The path each religion took diverged in early and important ways. There is a reason why Christianity is associated with the dominant system and Islam is not. That reason is reason. Christianity gained it, while Islam did not travel north. Let me explain.
Why do we still talk about Christianity today, fully 2000 years after it began? It is not because Christianity is objectively true, rather it was Christianity’s phenomenal ability to subsume the existing Greco-Roman system that made it so successful.
There were three successful ‘Desert Religions’: Judaism, Islam and Christianity. Despite being older, Judaism could not influence the Roman system because its structure does not compel adherents to proselytise. To become a Jew is difficult unless one is born into the religion. Conversion was never an overriding priority.
By the time Western civilisation developed, Judaism was a marginal religion spread across the known world in small, isolated societies keeping mostly to themselves. It has remained largely that way ever since. However, both Christianity and Islam focused on conversion to thrive.
Each used the concept as central to its existence, instructing its followers to proselytise to the entirety of humanity. Those instructions spurred believers to experiment with the two religions, trying to fit them into the wider Greco-Roman culture. Christianity wasn't the best, but it went the right way.
Because more important than conversion was Christianity’s historical direction. It spread north into the Roman Empire by, crucially, stopping just long enough in Greece.
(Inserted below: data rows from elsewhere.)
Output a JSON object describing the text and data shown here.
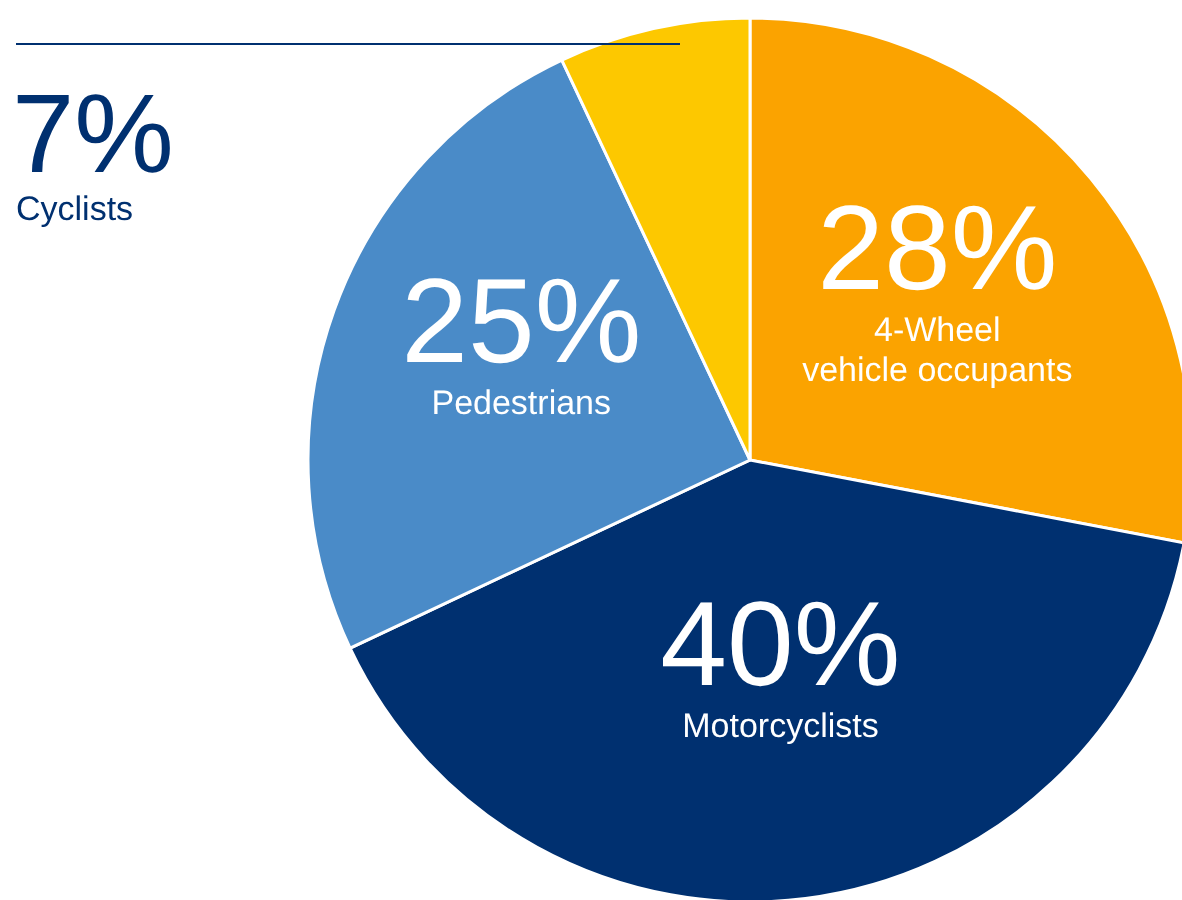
{
  "chart_data": {
    "type": "pie",
    "categories": [
      "4-Wheel\nvehicle occupants",
      "Motorcyclists",
      "Pedestrians",
      "Cyclists"
    ],
    "values": [
      28,
      40,
      25,
      7
    ],
    "value_labels": [
      "28%",
      "40%",
      "25%",
      "7%"
    ],
    "colors": [
      "#fba300",
      "#003070",
      "#4a8bc8",
      "#fdc800"
    ]
  }
}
In Greek culture, the concepts of rationalism and logic had already become part of the larger Roman system.
Greek logic was heavily influential on early Christianity with the writings of St Paul in the New Testament who repackaged the religion from an abstract mythology of pure spirituality and hero worship into a religion that could operate with the existing Roman system, rather than against it.
Paul argued for Christianity’s veracity, a simple process not repeated with Islam and Judaism. He knew how to speak the hegemonic language of the Roman and Greek cultures and how to manipulate those cultures to spread this new idea. Without Paul and his application of rationalism, Christianity could have floundered in its infancy. But there is a parallel to Christianity’s success.
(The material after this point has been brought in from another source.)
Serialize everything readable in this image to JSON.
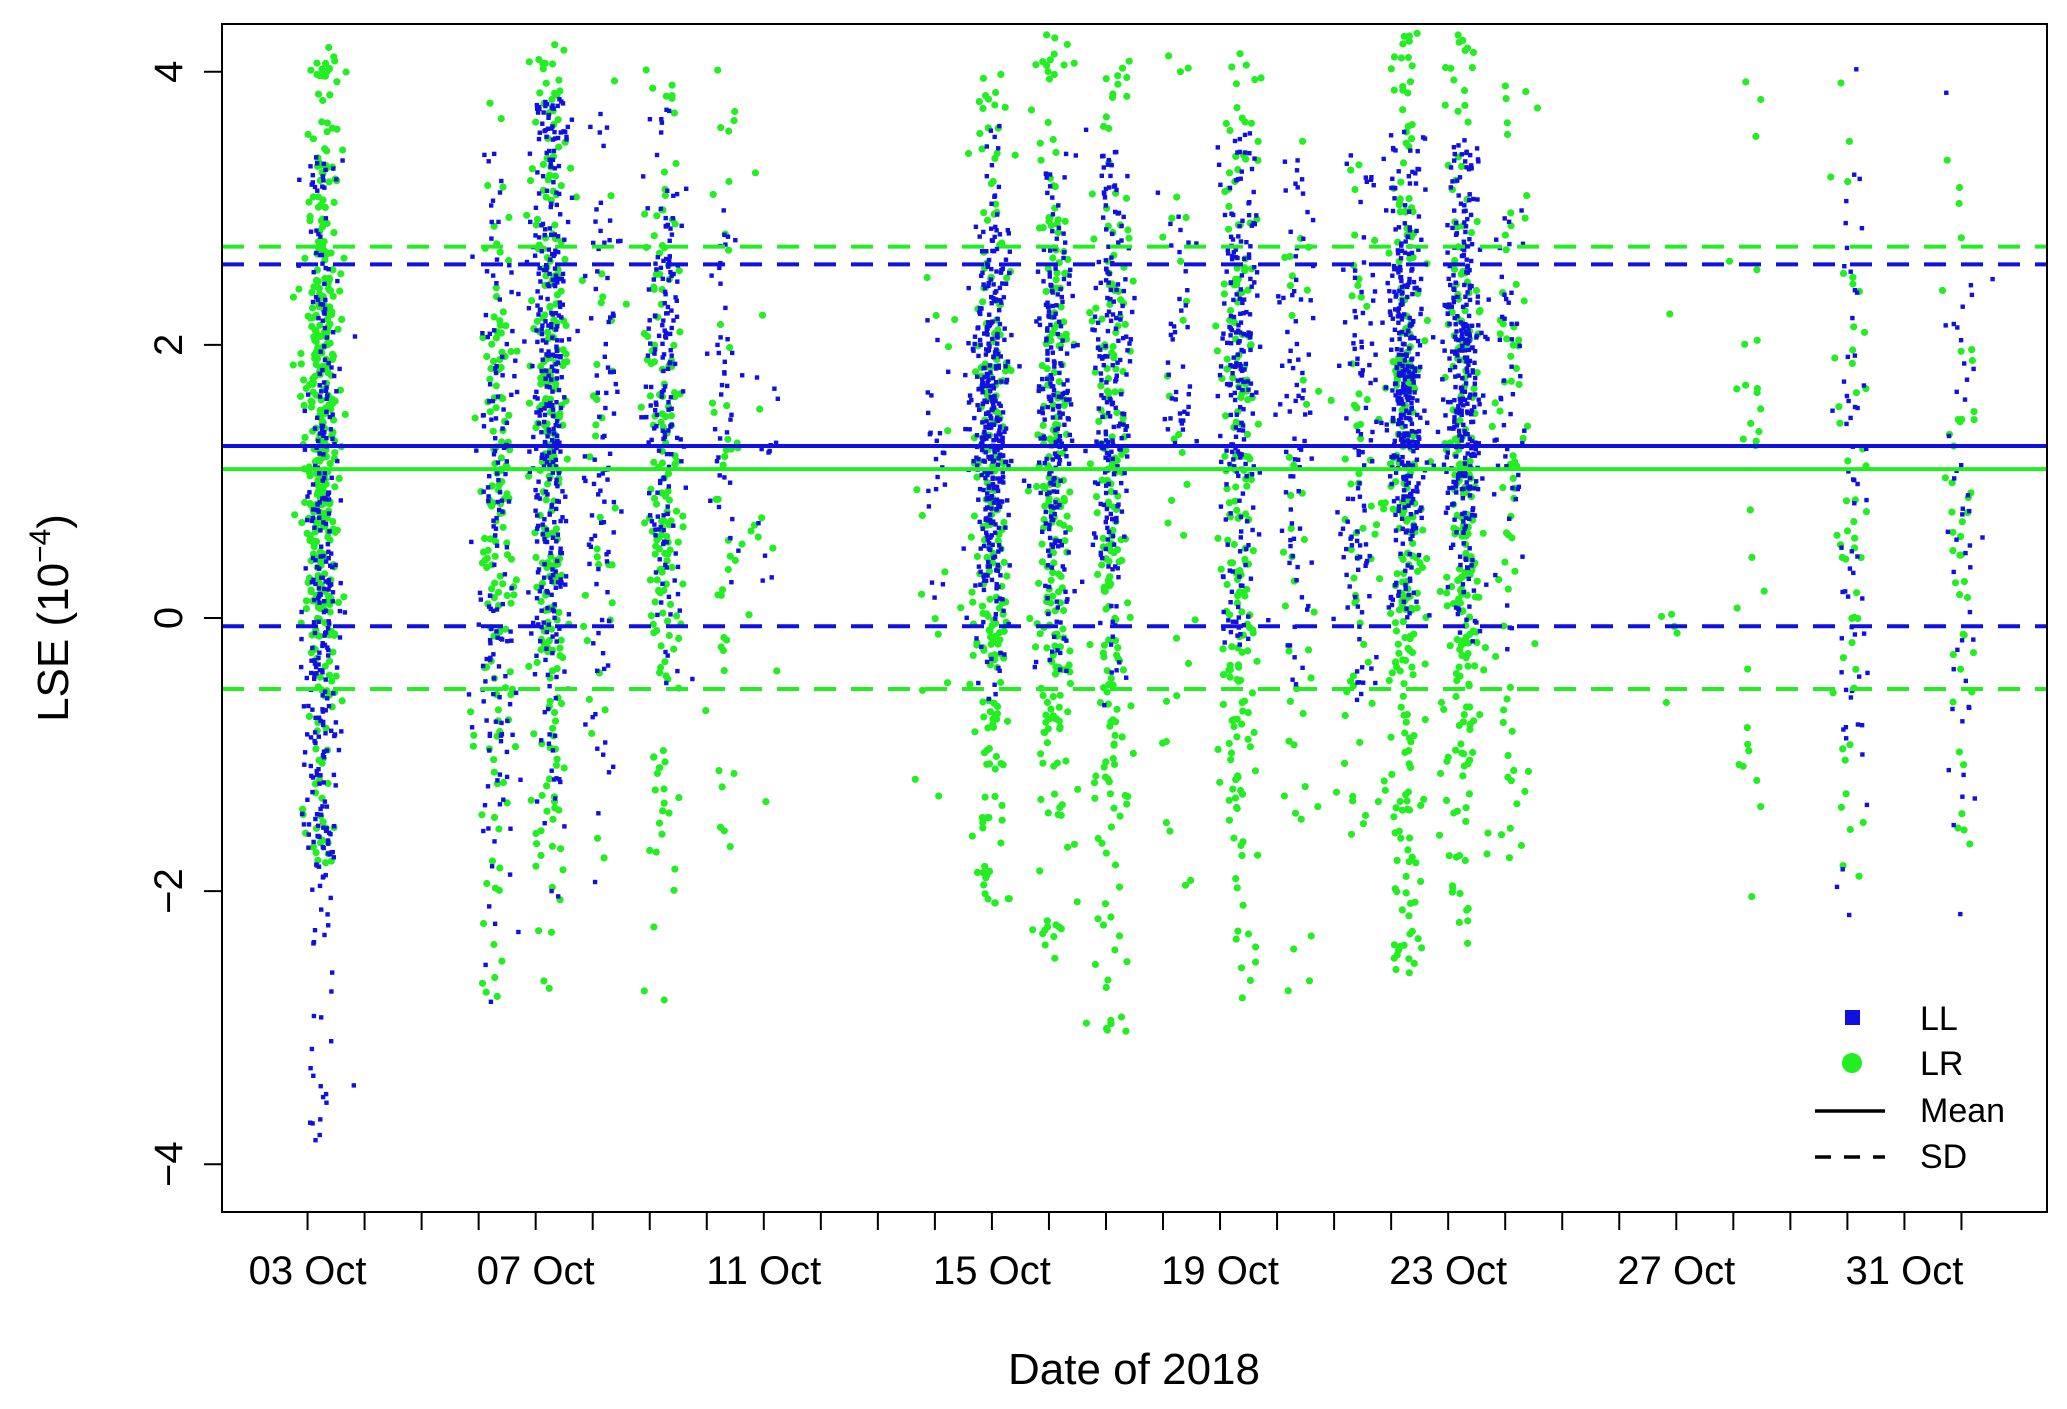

Emperor Flavius Constantine was renowned for his superstition, experimenting with an allegiance to various gods in attempts to bring good fortune to his armies. His bouncing process of elimination is itself an artifact of the influence of Greek logic and rationalism on the dominant Roman system.
Constantine became emperor of Rome by defeating competitors Maxentius and Licinius in 324 AD. The crucial moment for Christianity was when the emperor expediently adopted the religion after the battle of Milvian Bridge where he fought rival emperor Maxentius’ much larger army.
Before the battle, Roman historian Eusebius describes Constantine’s hallucinatory vision, where, while marching at midday, "[he] saw with his own eyes in the heavens a trophy of the cross arising from the light of the sun, carrying the message, In Hoc Signo Vinces, or ‘with this sign, you will conquer’ ”.
The battle was brief. Constantine’s army broke Maxentius’ forces and the rival emperor drowned in the waters of the Tiber while attempting to flee. Following the battle, the new emperor of both the western and eastern Roman empires attributed his victory to his coincident belief in Christianity and began amalgamating the religion into the state.
At the time Constantine chose the symbols of Christianity, the small religion was a growing political force in Rome. As an already heavily superstitious emperor he fixated on a comforting and familiar idea. Milvian Bridge offered confirmation bias and, coupled with the stress of controlling a temporarily united empire, Constantine needed a popular idea. Christianity ticked the boxes.
It was malleable and impressively complementary to the existing system and most importantly it did not threaten the emperor’s rule. St Paul’s early insistence that Christians follow Jesus’ instruction to “render unto Caesar the things that are Caesar’s, and render unto God the things that are God’s” gave Christianity powerfully adaptive attributes for inclusion in a much stronger system.
Had the religion retained its early concept of forcible change in society (Jesus once said, “I come to bring a sword”), the idea may never had taken root.
Other religions which did preach forcible changes had been considered enemies of the state by the Romans which constantly suppressed them. Christianity, with its connection to logic and rationalism and an explicit command to be conciliatory to the existing system eventually led an emperor to include it in the dominant society as a tool of his power.
Christianity’s success is in its adaptability to whatever existing societal structure it enters and its finely-tuned framework of separating church and state by maintaining the distance between those in power from those without.
Islam, however, did not travel north. It traveled south.